In presenting my talk on
2500 years of learning theory and theorists, and my series of 200 learning theorists, a
question that I often get asked, is 'Where are the women?’ True, they are strangely
absent. This is not because of any conscious or unconscious exclusion on my part. The answer is stunningly simple. Women from
the Greeks through the Middle Ages, up to the 20
th century were
largely excluded, not only from being educators but also being educated. It is
a extraordinary story of exclusion.
The dominance of religion and the fact that the dominant,
global, religious leaders were all men, as were their zealot educators, meant
that women were largely ignored as educators and theorists on learning
throughout the Middle Ages. The Reformation certainly helped with its push
towards universal schooling but the exclusion of women from the very structure
of educational elites across many religions, still meant institutional
exclusion. We still live with an antipathy, as we know, by certain religious factions,
towards the education of women.
Renaissance
Even the Renaissance did little to improve the matter. Hypatia
of Alexandria, a Neo-Platonist, is said to appear on Raphael’s School of Athens
but there is an interesting backstory to her appearance. The funder, a Bishop asked, “Who is this woman in
the middle?” “Hypatia, the most famous student of the School of Athens,”
replied Raphael. “Remove her. Knowledge of her runs counter to the belief of
the faithful! Otherwise, the work is acceptable,”. So he disguised her as the
Pope’s nephew, Francesco Maria della Rovere I. The story, apocryphal or not,
illustrates the Church’s antipathy towards women as educated intellectuals.

We had to wait until the Enlightenment to hear women’s
voices.
Mary Wollstonecraft
(1759-97) was certainly the most original and radical (see my views here). Her attack on Rousseau’s
attitudes towards the education of women resulted in a well reasoned defense of
the education of women alongside men, for the sake of their own intellectual
autonomy, not as Rousseau claimed (see my views here), for the pleasure of men. However, even here,
her recommendation that the poor be excluded at age nine, shows a less than
generous spirit towards educational equality.

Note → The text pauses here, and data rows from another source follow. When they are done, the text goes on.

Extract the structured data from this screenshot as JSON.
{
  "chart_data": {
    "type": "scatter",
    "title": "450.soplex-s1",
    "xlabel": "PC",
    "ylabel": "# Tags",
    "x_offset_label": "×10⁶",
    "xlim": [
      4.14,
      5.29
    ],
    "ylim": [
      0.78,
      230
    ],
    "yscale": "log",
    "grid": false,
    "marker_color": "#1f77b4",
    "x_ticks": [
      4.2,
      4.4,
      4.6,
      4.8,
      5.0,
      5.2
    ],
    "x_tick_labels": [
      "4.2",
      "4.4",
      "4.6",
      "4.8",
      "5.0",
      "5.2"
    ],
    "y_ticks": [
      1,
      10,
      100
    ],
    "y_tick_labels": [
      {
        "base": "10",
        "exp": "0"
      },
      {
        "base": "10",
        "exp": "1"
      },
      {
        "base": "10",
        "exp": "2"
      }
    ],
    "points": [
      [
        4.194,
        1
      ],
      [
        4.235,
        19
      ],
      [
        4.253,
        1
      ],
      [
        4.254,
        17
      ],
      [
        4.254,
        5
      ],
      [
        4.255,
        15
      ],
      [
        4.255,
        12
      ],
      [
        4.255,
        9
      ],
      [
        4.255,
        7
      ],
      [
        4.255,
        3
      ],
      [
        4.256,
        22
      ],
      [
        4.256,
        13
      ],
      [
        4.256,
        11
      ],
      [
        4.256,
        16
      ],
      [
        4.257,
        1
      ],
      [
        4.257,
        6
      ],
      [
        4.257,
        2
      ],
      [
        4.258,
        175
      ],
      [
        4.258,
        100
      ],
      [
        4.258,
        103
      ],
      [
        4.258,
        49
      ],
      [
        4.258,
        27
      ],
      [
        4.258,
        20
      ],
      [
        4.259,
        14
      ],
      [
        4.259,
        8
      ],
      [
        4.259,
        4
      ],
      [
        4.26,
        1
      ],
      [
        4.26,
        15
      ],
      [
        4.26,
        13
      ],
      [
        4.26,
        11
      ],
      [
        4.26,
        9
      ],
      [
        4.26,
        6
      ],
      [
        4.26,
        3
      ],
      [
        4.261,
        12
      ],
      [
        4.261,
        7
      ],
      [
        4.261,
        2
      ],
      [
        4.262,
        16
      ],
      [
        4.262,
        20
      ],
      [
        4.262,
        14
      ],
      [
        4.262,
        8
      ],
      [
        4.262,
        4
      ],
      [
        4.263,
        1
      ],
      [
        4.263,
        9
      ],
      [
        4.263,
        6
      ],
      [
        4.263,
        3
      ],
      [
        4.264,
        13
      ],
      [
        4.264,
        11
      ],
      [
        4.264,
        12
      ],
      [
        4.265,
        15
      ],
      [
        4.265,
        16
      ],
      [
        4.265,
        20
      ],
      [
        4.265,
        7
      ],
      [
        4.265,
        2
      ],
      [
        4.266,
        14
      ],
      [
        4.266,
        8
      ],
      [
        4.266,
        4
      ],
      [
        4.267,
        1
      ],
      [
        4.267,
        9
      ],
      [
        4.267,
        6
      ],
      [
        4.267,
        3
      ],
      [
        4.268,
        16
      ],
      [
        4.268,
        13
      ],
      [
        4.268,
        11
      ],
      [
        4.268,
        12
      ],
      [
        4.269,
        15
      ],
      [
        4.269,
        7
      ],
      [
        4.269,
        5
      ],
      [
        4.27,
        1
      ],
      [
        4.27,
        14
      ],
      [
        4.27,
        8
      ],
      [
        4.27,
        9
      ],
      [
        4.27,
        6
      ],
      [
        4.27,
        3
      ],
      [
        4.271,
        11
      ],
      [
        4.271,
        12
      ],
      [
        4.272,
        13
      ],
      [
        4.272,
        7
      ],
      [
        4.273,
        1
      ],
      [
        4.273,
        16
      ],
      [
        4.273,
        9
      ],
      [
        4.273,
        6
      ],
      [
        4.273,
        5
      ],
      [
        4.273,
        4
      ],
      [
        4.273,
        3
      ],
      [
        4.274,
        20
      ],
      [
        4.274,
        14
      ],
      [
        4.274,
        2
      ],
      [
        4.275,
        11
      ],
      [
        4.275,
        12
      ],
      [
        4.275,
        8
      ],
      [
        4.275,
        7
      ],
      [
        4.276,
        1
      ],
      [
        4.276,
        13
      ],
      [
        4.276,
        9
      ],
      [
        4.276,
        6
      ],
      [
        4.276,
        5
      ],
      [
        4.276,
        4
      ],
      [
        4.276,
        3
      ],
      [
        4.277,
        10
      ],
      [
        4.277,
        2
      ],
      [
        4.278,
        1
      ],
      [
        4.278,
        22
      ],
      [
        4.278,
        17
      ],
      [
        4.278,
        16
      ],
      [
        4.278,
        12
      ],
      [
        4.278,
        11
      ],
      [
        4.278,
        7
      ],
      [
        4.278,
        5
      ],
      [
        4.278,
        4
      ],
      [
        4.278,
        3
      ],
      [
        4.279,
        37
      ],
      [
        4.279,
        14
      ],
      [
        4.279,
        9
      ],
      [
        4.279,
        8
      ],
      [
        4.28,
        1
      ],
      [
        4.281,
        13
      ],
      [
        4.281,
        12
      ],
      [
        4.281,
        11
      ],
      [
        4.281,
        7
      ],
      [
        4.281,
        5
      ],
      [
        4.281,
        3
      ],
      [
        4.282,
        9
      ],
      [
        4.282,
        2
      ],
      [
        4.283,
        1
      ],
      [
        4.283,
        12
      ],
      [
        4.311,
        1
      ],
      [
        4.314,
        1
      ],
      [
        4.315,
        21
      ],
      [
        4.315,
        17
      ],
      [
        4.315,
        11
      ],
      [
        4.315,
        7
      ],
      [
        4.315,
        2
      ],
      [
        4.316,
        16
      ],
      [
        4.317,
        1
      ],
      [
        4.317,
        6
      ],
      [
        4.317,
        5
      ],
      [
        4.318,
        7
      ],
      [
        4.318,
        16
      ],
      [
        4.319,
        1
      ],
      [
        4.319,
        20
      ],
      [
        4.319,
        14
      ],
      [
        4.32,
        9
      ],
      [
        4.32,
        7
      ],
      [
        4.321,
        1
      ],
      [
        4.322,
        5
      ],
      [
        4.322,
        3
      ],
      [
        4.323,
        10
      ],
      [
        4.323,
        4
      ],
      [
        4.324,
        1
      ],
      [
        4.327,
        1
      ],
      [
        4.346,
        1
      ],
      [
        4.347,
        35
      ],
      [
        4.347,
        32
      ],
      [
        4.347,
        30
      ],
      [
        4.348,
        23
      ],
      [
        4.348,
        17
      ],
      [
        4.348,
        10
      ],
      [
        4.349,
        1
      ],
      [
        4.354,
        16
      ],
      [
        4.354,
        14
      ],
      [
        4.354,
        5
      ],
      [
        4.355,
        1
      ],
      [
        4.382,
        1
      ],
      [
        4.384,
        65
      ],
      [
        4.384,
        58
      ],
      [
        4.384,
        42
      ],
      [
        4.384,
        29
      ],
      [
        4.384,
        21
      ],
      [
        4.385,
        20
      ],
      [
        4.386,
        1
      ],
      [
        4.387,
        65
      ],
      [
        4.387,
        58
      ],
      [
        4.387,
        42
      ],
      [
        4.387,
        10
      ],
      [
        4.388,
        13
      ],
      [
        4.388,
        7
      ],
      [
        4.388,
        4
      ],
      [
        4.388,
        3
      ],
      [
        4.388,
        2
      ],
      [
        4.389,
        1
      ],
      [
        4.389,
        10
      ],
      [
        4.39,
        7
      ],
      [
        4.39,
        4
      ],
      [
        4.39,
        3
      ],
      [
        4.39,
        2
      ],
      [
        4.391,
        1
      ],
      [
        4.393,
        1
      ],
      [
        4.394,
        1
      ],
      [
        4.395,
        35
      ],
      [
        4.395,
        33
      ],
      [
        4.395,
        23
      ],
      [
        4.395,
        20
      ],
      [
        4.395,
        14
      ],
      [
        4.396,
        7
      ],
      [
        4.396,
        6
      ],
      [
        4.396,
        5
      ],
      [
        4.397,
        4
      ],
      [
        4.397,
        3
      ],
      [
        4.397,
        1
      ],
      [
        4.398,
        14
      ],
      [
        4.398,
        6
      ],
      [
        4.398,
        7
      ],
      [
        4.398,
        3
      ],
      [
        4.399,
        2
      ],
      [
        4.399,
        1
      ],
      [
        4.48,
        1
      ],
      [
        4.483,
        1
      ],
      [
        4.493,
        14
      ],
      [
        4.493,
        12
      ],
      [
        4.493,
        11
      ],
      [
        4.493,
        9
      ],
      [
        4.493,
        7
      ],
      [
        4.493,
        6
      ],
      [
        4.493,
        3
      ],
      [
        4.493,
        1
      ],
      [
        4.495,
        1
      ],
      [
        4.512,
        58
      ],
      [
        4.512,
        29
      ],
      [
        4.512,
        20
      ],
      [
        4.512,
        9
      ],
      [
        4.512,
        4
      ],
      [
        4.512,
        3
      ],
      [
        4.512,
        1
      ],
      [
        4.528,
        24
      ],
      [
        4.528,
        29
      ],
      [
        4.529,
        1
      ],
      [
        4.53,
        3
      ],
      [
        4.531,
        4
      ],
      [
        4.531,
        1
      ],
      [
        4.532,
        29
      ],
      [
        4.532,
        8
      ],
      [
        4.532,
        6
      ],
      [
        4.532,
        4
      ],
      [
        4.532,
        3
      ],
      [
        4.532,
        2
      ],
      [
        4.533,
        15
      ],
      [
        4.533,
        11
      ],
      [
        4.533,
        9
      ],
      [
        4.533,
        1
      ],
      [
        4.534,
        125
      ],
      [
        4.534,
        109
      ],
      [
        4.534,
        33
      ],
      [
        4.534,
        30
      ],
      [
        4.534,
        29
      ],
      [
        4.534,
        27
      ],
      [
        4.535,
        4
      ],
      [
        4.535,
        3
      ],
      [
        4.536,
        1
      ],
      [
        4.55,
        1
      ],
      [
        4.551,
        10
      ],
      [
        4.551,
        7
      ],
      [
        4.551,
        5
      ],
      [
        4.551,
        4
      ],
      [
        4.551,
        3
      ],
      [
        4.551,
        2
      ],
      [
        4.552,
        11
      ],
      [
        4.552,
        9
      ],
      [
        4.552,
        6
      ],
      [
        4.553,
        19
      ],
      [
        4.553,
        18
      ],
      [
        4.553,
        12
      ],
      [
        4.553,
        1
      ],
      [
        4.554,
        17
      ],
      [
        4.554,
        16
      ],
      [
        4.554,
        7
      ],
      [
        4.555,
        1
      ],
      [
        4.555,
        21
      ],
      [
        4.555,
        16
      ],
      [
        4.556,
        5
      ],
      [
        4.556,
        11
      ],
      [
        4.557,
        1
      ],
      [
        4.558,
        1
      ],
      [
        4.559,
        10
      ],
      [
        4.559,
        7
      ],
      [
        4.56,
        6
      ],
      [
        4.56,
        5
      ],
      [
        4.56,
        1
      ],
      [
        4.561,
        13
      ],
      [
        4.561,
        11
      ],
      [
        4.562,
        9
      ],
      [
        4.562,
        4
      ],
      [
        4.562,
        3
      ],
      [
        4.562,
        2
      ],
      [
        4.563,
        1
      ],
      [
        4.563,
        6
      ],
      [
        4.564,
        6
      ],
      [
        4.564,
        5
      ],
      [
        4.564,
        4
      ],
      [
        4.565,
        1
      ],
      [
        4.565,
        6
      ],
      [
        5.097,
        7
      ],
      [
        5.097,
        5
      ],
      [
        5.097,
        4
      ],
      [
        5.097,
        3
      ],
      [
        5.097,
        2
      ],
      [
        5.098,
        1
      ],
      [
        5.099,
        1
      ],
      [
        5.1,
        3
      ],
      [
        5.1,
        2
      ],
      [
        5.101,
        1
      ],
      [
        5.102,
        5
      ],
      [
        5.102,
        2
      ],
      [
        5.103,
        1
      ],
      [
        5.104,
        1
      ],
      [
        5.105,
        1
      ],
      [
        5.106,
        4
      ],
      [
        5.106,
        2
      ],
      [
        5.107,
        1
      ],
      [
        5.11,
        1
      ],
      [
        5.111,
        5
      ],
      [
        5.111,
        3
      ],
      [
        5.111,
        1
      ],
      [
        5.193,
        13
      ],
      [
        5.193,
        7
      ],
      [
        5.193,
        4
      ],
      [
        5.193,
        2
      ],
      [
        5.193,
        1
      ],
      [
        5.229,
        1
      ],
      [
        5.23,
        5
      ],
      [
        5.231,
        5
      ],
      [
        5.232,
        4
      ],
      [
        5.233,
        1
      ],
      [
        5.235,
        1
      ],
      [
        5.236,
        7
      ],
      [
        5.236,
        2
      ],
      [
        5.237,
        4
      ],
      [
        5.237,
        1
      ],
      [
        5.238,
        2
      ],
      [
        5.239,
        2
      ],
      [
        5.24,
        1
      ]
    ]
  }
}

The astounding fact is that women were almost entirely
excluded from formal education, its institutions and even as teachers. This
was cultural and legal with girls either excluded from the process of education
or, if included, steered towards the domestic and social skills they needed as
a wife and mother. The very notion of what it meant to be ‘educated’ was very
much a male concern across two millennia. It was not until the 20th century that a semblance of equality in education, opportunities in teaching and research
became possible.
The 20th century saw drastic changes, politically
in terms of the right of women but also in the world of learning. The post
World War 1 era saw large numbers of teachers emerge after the carnage of the
war. Universities, colleges and teaching were opened up to women, as were
opportunities to get degrees and positions in higher education.
Montessori (
my views here) was one notable example of a woman who had a
real, practical and long-lasting impact on schools and schooling from 1909 in
her Montessori Method, which has open classrooms, a looser approach to
teaching, more self-directed but still a strong emphasis on method and
materials. Her methods certainly seemed to help Page and Brin of Google.

This struggle and the role of women in education is examined
in detail by
Jane Roland
Martin (my view here), who saw the role of women in education as an unexamined topic. For the
actual role of women in education across the ages she recommends we look not at
established institutions but in more general literature and popular sources.
She rightly states that the very concept of women, reflected in the academic
bias in subjects, as opposed to the practical and vocational, the emphasis on
schools, schooling and the ghettoisation of women into professions such as
teaching and nursing. This wide set of perspectives was needed, she thought, in research into the role of women.
Online learning?
More recently, in online learning, one could also say, ‘Where are
the women?’, especially on the technology side of the online learning delivery.
This is to be explained by the dominance of male figures in the founding and
building of large, dominant tech companies. The reasons for this are complex,
even rooted in education itself, where girls are subtly discouraged from taking
STEM subjects. On the non-technical, side of online learning it is very
different, where both learning and online learning is much more gender balanced
and there are many women experts and practitioners who are active on technology
based learning.
There are few areas of human endeavour where women were so
studiously excluded than in learning theory and practice. This was a process of
deliberate exclusion but also because philosophical (Greeks), religious and
even Enlightenment views, such as Rousseau, placed women in a secondary role.
Even well into the 20th century women had to fight for recognition
and that fight is far from over.
What I have included are 17 women who have played a significant role in learning theory and practice; Wollstonecraft, Edgeworth, Montessori, Donaldson, Myers, Briggs, Bjork, Martin, Colbert, Dweck, Koeller, Mamie Clark, Ruth clark, Butler, Immordino-Yang, Marsick and Gery.